[Puppet-dev] Re: RFC - A specification for module schemas

Henrik Lindberg Mon, 01 Feb 2016 10:10:14 -0800

There were many great replies to this, I am following up on this
and the comments made elsewhere in one go here.


On 2016-30-01 5:45, Corey Osman wrote:

I wanted to bring up a conversation in hopes that we as a community can
create a specification for something I am calling module schemas.
Before I get into that I want to provide a little background info.

This all started a few years ago when hiera first came out. Data
seperation in the form of parameters and auto hiera lookups quickly
became the norm and reusable modules exploded into what the forge is
today . Because of the popularity of hiera, data validation is now a
major problem though.
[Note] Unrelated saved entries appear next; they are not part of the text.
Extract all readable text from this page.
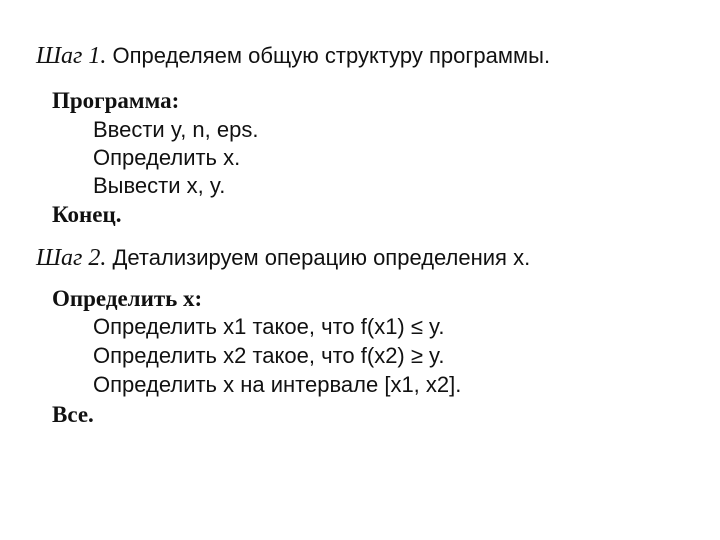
Шаг 1. Определяем общую структуру программы.
Программа:
Ввести y, n, eps.
Определить x.
Вывести x, y.
Конец.
Шаг 2. Детализируем операцию определения x.
Определить x:
Определить x1 такое, что f(x1) ≤ y.
Определить x2 такое, что f(x2) ≥ y.
Определить x на интервале [x1, x2].
Все.
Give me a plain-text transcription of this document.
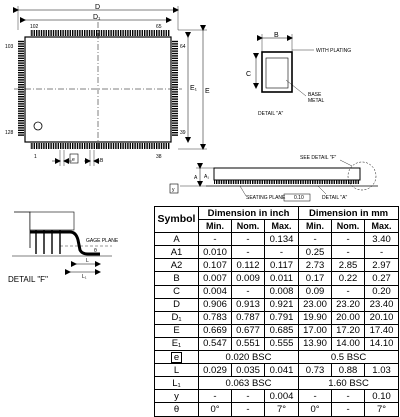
D
D₁
E₁ E
102	65
103
128
64
39
1	38
e	B
B
C
WITH PLATING
BASE
METAL
DETAIL "A"
SEE DETAIL "F"
A A₁
y
SEATING PLANE 0.10	DETAIL "A"
GAGE PLANE
θ
L
L₁
DETAIL "F"
Symbol	Dimension in inch			Dimension in mm		
	Min.	Nom.	Max.	Min.	Nom.	Max.
A	-	-	0.134	-	-	3.40
A1	0.010	-	-	0.25	-	-
A2	0.107	0.112	0.117	2.73	2.85	2.97
B	0.007	0.009	0.011	0.17	0.22	0.27
C	0.004	-	0.008	0.09	-	0.20
D	0.906	0.913	0.921	23.00	23.20	23.40
D₁	0.783	0.787	0.791	19.90	20.00	20.10
E	0.669	0.677	0.685	17.00	17.20	17.40
E₁	0.547	0.551	0.555	13.90	14.00	14.10
e	0.020 BSC			0.5 BSC		
L	0.029	0.035	0.041	0.73	0.88	1.03
L₁	0.063 BSC			1.60 BSC		
y	-	-	0.004	-	-	0.10
θ	0°	-	7°	0°	-	7°
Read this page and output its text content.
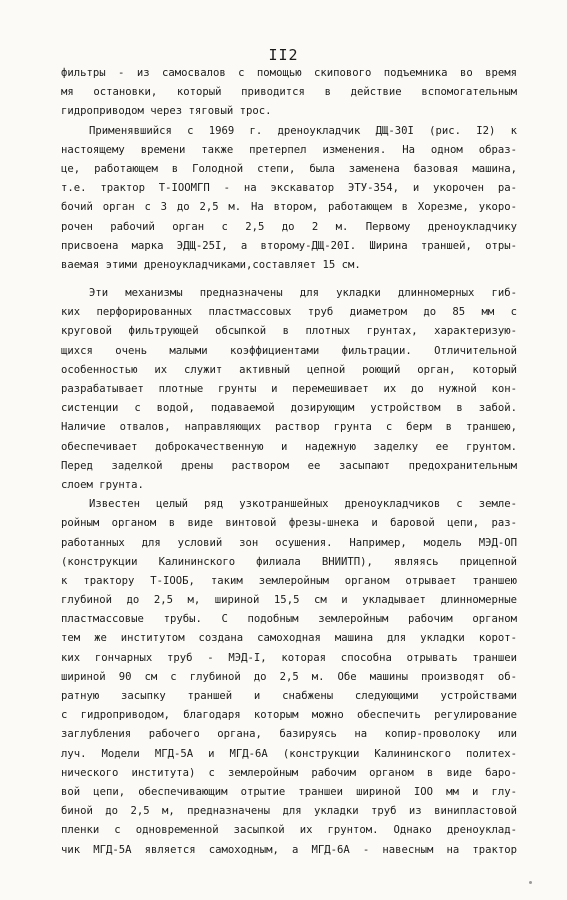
II2
фильтры - из самосвалов с помощью скипового подъемника во время
мя остановки, который приводится в действие вспомогательным
гидроприводом через тяговый трос.
Применявшийся с 1969 г. дреноукладчик ДЩ-30I (рис. I2) к
настоящему времени также претерпел изменения. На одном образ-
це, работающем в Голодной степи, была заменена базовая машина,
т.е. трактор Т-IООМГП - на экскаватор ЭТУ-354, и укорочен ра-
бочий орган с 3 до 2,5 м. На втором, работающем в Хорезме, укоро-
рочен рабочий орган с 2,5 до 2 м. Первому дреноукладчику
присвоена марка ЭДЩ-25I, а второму-ДЩ-20I. Ширина траншей, отры-
ваемая этими дреноукладчиками,составляет 15 см.
Эти механизмы предназначены для укладки длинномерных гиб-
ких перфорированных пластмассовых труб диаметром до 85 мм с
круговой фильтрующей обсыпкой в плотных грунтах, характеризую-
щихся очень малыми коэффициентами фильтрации. Отличительной
особенностью их служит активный цепной роющий орган, который
разрабатывает плотные грунты и перемешивает их до нужной кон-
систенции с водой, подаваемой дозирующим устройством в забой.
Наличие отвалов, направляющих раствор грунта с берм в траншею,
обеспечивает доброкачественную и надежную заделку ее грунтом.
Перед заделкой дрены раствором ее засыпают предохранительным
слоем грунта.
Известен целый ряд узкотраншейных дреноукладчиков с земле-
ройным органом в виде винтовой фрезы-шнека и баровой цепи, раз-
работанных для условий зон осушения. Например, модель МЭД-ОП
(конструкции Калининского филиала ВНИИТП), являясь прицепной
к трактору Т-IООБ, таким землеройным органом отрывает траншею
глубиной до 2,5 м, шириной 15,5 см и укладывает длинномерные
пластмассовые трубы. С подобным землеройным рабочим органом
тем же институтом создана самоходная машина для укладки корот-
ких гончарных труб - МЭД-I, которая способна отрывать траншеи
шириной 90 см с глубиной до 2,5 м. Обе машины производят об-
ратную засыпку траншей и снабжены следующими устройствами
с гидроприводом, благодаря которым можно обеспечить регулирование
заглубления рабочего органа, базируясь на копир-проволоку или
луч. Модели МГД-5А и МГД-6А (конструкции Калининского политех-
нического института) с землеройным рабочим органом в виде баро-
вой цепи, обеспечивающим отрытие траншеи шириной IОО мм и глу-
биной до 2,5 м, предназначены для укладки труб из винипластовой
пленки с одновременной засыпкой их грунтом. Однако дреноуклад-
чик МГД-5А является самоходным, а МГД-6А - навесным на трактор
Without good data, excellent modules become useless.

Puppet 4 and stdlib brought many new functions and ways to validate
incoming data, and I consider puppet 4 to now be a loosely typed
language now. Hell, there was even this a long time ago:
https://github.com/puppetlabs/puppetlabs-kwalify But puppet only does
so much, and while having validation reside in code might make
troubleshooting a snap, there is still a delay in the feedback loop when
the code is tightly coupled with an external “database” of data. Data
that is inserted by non puppet developers who don’t know YAML or data
structures.

So with that said I want to introduce something new to puppet module
development, called module schemas. A module schema is a specification
that details the inner workings of a module. For right now this means
a detailed specification of all the parameters for classes and
definitions used inside a module who’s goal is to make it impossible to
insert a bad data structure. But ideally, we can specify so much more
(functions, types, providers, templates) even hiera calls in weird
places like templates and functions, which are usually things that do
not get documented and are hard to reference and usually requires
looking at source code.

What does such a schema look like?

Here is a example schema for the apache module which contains 446
parameters!.
https://github.com/logicminds/puppet_module_schemas/blob/master/apache_schema.yaml

The most immediate use case for such a schema is hiera validation as I
have outlined here:
http://logicminds.github.io/blog/2016/01/16/testing-hiera-data. Which
works AWESOME!. We are validating hiera data and not YAML and doing it
under 500 ms for every commit on every single file.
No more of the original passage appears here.